Another story failed to register with the BBC, a little known web site called National Collective had been taken offline. National Collective is an organisation of Scottish artists and creative people who have come together in order to use art in the quest for Scottish independence.
The site is different, it’s vibrant and the young people who have injected this exciting pulse into the referendum debate deserve congratulations.
It’s also fearless, and this was demonstrated in a very public refusal to bow to what its director called ‘corporate bullying’. The legal threats from a donor to the No campaign signaled an uncomfortable shift in the referendum debate from robust challenge to attempts to silence.
The episode should serve as a warning to each and every one of us that our democracy is indeed a fragile and precious thing. The threats made against National Collective followed similar attempts at silencing opponents by the Better Together campaign who tried to block a satirical video that lampooned some of the arguments put forward by those who would oppose independence.
A similar, and equally disconcerting censorship, happened in the days before the funeral of Margaret Thatcher when a song was effectively banned because it was deemed to be in poor taste.
Ding Dong the Witch is Dead was a public reaction to a media and establishment both of which had lost all sense of perspective.
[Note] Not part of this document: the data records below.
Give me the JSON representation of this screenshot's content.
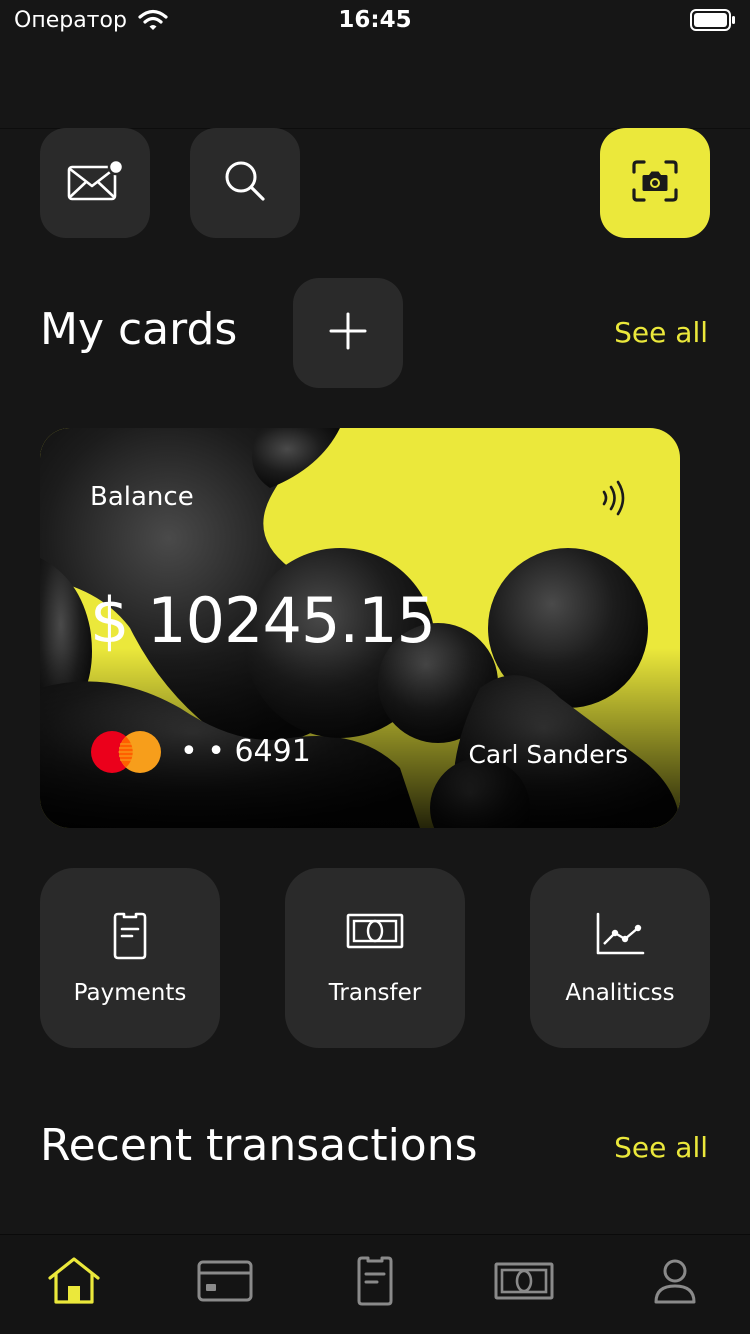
{
  "status_bar": {
    "carrier": "Оператор",
    "time": "16:45"
  },
  "header": {
    "mail_icon": "mail-icon",
    "search_icon": "search-icon",
    "scan_icon": "camera-scan-icon"
  },
  "my_cards": {
    "title": "My cards",
    "see_all": "See all",
    "card": {
      "balance_label": "Balance",
      "balance": "$ 10245.15",
      "number": "• • 6491",
      "holder": "Carl Sanders"
    }
  },
  "actions": [
    {
      "label": "Payments",
      "icon": "receipt-icon"
    },
    {
      "label": "Transfer",
      "icon": "banknote-icon"
    },
    {
      "label": "Analiticss",
      "icon": "chart-icon"
    }
  ],
  "recent": {
    "title": "Recent transactions",
    "see_all": "See all"
  },
  "tabs": [
    {
      "icon": "home-icon",
      "active": true
    },
    {
      "icon": "card-icon",
      "active": false
    },
    {
      "icon": "receipt-icon",
      "active": false
    },
    {
      "icon": "banknote-icon",
      "active": false
    },
    {
      "icon": "profile-icon",
      "active": false
    }
  ],
  "colors": {
    "background": "#161616",
    "surface": "#2a2a2a",
    "accent": "#ebe83b"
  }
}
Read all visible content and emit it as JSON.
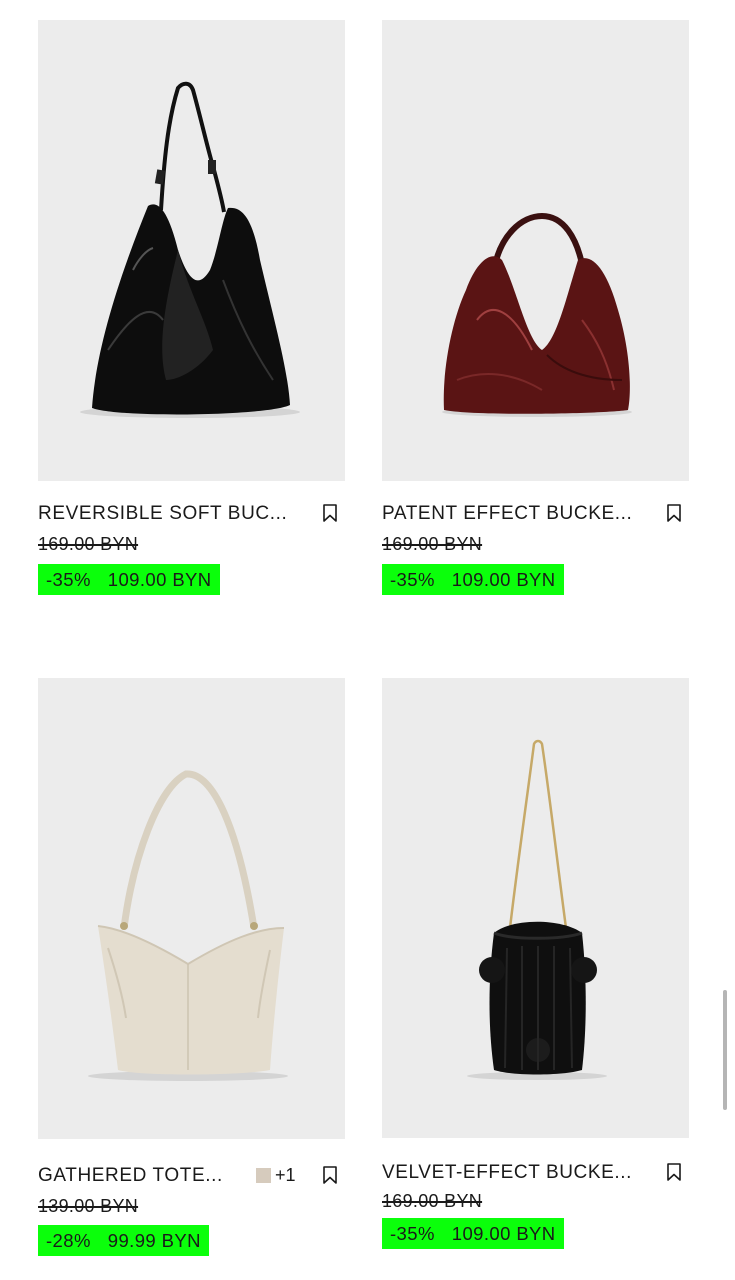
{
  "products": [
    {
      "name": "REVERSIBLE SOFT BUC...",
      "old_price": "169.00 BYN",
      "discount": "-35%",
      "price": "109.00 BYN",
      "icon": "bookmark-icon",
      "bag_color": "#0d0d0d"
    },
    {
      "name": "PATENT EFFECT BUCKE...",
      "old_price": "169.00 BYN",
      "discount": "-35%",
      "price": "109.00 BYN",
      "icon": "bookmark-icon",
      "bag_color": "#5a1414"
    },
    {
      "name": "GATHERED TOTE...",
      "extra_colors": "+1",
      "swatch_color": "#d6cbbd",
      "old_price": "139.00 BYN",
      "discount": "-28%",
      "price": "99.99 BYN",
      "icon": "bookmark-icon",
      "bag_color": "#e4ddcf"
    },
    {
      "name": "VELVET-EFFECT BUCKE...",
      "old_price": "169.00 BYN",
      "discount": "-35%",
      "price": "109.00 BYN",
      "icon": "bookmark-icon",
      "bag_color": "#0f0f0f"
    }
  ],
  "colors": {
    "sale_highlight": "#0bff0b",
    "photo_background": "#ececec",
    "text": "#1a1a1a"
  }
}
In a time of great austerity, the UK government deemed it acceptable to lavish over £10 million on a woman who died leaving £66 million to her family.
In Scotland, a BBC currently sacking journalists and back-end staff managed to send a crew down to London in order to report on this event.
Meanwhile the quality and output at BBC Scotland continues to deteriorate and shrill bulletins boom out almost hourly. What little debate we are presented with often results in mature analysis and counter claim being drowned out as lop sided panels ensure one side dominates.
In February a little publicised rally took place in Glasgow. On a freezing cold Saturday morning, almost 200 people braved the elements and marched in order to draw attention to the democratic deficit currently endured by Scots as a result of the poor coverage of the referendum debate.
The campaign, which is targeted at Scotland’s two main broadcasters, calls for equal representation for both sides in all debate and discussion programmes. Our campaign also calls on more representation from women and minority groups and more investment in Scotland – especially from the BBC.
A main theme of the campaign is that it should be ‘all inclusive’ and that’s why the legal attempt to silence the National Collective is relevant. It’s also why I am today seeking support from those sites which have voiced their own support for freedom of speech and openly challenged this attempt by a powerful elite to control debate.
There are very serious problems at BBC Scotland. When management can openly defy a democratically elected government and its parliament then things really are bad. That’s what happened earlier this year when management at Pacific Quay refused a request to appear before Holyrood’s Culture Committee – only deigning to appear after being told to do so by London.
These people do as they please and to hell with us, the little people … the Scots license payers.
On May 18th the BARD campaign will again march through Glasgow calling for an open, honest, all inclusive and balanced debate on Scotland’s future. Equal representation at all sides in all debates, more representation from women and minority groups and an improvement in quality.
There are elements at BBC Scotland who are pushing their own agenda – we know that, and we also know they will continue to push this agenda all the way until the referendum. However there are top quality and impartial journalists at BBC Scotland who are currently marginalised and who, with more investment, would have a greater profile.
It is important to draw the public’s attention to the shortcomings in our broadcast media and to increase pressure on broadcasters like the BBC who benefit from £350 million of Scottish license payer’s money whilst all but ignoring the needs of its customers.
We need help, we need people who are willing to speak out – but most of all we need people to get to Glasgow and walk with us.
We do not seek advantage for any side in the independence debate, we seek balance and fairness.
Please get to Glasgow on May 18th – not because you support one side or the other, but because you cherish freedom of expression, honest debate and most of all … an inclusive debate.
Glasgow, Saturday May 18th – 12:30pm
If we seek nothing … we get nothing.